The Rev. Canon Brian Grieves, director of the Episcopal Church's Peace and Justice Ministries, and Maureen Shea, director of the church's Office of Government Relations, respond:
Since 1988, the General Convention has sought to support a just resolution to one of the world's most intractable problems, the Israeli/Palestinian conflict. At the heart of the church's policies is support for the two-state solution: a secure Israel at peace with and recognized by her neighbors and an independent, sovereign and viable Palestine, with Jerusalem as the shared capital of both nations.
The Episcopal Church cares deeply about the Christian presence in the Holy Land, especially its warm and affectionate relationship with Palestinian Episcopalians. The church also cares deeply for the Jewish people and their desire for their own state to flourish in the wake of the Holocaust. And, in recent years, there has been a growing interest in developing closer ties and understandings with Islam. Thus the church's vision is for the states of Israel and Palestine to be a home for the three Abrahamic faiths and the peoples who embrace these three religious traditions.
The conflict between Israelis and Palestinians is a history of competing and seemingly irreconcilable narratives. The Jewish narrative for a homeland in the region of its roots described in the Torah (and the Old Testament) is born in part from the ashes of the Holocaust. Palestinians also lay claim to the same land and saw hundreds of their villages destroyed in the 1948 war, resulting in hundreds of thousands of Palestinian refugees fleeing their land, leaving to this day the largest population of refugees in the world. At the same time, many Jews were expelled from neighboring Arab states.
In short, for Jews, the creation of the State of Israel is cause for celebration. For Palestinians, it is remembered as the Nakba, the Catastrophe.
Standing in a place where the Episcopal Church supports both sides in this conflict with their differing narratives is not easy and requires careful discernment in order to hold up the principles of true justice. No person can truly say that one side is all right and the other side is all wrong.
So, while supporting the rights of both peoples, the church also must name injustices that impede peace, such as the illegal building of Israeli settlements and a separation barrier on Palestinian lands, and, indeed, point to the injustice of holding millions of people under occupation for 40 years.

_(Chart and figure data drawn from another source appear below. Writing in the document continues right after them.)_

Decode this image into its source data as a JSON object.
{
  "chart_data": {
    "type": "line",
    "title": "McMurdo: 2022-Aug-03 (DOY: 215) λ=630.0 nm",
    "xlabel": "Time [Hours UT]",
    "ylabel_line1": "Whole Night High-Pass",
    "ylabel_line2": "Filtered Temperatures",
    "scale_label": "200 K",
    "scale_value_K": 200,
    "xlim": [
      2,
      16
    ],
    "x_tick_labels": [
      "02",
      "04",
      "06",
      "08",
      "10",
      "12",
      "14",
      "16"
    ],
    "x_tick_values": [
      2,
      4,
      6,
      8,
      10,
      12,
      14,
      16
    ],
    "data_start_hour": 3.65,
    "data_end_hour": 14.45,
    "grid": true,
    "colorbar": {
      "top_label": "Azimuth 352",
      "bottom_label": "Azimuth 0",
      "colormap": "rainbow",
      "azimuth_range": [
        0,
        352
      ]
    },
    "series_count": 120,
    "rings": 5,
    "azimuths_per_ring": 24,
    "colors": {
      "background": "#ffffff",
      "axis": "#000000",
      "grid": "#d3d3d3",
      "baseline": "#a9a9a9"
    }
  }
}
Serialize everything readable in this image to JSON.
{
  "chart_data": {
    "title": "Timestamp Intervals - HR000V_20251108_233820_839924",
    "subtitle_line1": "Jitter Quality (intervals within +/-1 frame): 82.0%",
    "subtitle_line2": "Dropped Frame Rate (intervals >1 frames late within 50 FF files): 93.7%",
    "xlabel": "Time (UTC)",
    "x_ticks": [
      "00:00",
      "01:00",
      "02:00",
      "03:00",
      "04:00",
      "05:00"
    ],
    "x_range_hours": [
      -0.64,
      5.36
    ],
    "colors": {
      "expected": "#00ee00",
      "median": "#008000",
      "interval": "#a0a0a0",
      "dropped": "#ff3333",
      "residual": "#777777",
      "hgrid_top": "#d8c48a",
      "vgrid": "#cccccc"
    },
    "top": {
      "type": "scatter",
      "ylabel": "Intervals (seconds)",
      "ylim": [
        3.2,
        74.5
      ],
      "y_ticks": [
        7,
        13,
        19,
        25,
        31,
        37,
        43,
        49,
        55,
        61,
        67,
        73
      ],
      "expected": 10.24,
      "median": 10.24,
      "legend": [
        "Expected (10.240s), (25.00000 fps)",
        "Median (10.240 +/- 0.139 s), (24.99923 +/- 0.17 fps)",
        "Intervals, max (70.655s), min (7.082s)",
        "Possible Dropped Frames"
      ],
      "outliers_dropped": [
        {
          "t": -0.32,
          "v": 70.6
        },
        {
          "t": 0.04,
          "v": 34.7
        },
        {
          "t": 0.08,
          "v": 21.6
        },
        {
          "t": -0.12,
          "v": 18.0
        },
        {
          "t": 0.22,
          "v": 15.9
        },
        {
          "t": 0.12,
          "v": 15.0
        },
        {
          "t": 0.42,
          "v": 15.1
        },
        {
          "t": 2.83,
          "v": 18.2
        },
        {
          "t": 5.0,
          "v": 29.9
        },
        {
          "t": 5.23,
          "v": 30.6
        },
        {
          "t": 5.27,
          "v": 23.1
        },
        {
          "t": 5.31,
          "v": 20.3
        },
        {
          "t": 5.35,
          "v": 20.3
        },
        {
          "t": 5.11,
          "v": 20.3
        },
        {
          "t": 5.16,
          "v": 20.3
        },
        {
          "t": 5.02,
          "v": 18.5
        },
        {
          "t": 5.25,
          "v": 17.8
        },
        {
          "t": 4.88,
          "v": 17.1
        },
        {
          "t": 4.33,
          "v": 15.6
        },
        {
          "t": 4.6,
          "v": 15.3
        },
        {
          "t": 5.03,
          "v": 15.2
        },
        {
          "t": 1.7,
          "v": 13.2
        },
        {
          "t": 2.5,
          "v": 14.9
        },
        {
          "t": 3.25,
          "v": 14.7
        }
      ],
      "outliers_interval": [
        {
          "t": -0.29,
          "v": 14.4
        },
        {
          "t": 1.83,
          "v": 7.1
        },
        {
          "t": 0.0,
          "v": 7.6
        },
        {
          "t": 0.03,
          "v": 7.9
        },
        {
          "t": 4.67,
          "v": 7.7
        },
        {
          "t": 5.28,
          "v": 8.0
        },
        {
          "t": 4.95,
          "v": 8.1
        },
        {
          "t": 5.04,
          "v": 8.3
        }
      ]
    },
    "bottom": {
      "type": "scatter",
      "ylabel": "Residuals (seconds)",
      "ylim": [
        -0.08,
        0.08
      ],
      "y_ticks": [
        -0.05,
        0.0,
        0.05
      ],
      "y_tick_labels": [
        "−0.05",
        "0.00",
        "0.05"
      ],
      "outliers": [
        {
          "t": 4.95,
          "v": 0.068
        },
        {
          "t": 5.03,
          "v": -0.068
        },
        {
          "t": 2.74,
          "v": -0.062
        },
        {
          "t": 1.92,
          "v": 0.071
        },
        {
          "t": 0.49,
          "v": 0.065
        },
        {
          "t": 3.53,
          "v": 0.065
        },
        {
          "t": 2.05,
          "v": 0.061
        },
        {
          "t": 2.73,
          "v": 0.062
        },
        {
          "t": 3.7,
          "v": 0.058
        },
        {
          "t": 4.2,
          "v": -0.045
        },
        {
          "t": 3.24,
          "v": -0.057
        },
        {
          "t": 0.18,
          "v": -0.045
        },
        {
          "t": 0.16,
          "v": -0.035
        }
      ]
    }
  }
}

Attacks against Israelis through rockets and suicide bombers are also unjust, impede peace and violate the church's teachings opposing violence as a means to resolving conflict.
Thus, it is in this complicated context that the Episcopal Church sees its role to promote a just resolution of the conflict for the two peoples of the Holy Land, through advocacy work in Washington, D.C., and through education of church members and fostering of interfaith dialogue among the three Abrahamic traditions. Building bridges of understanding between competing narratives holds the hope of a just peace. And laboring to see these two neighbors at peace with one another is truly a faithful response to the Episcopal Church's mission of reconciliation.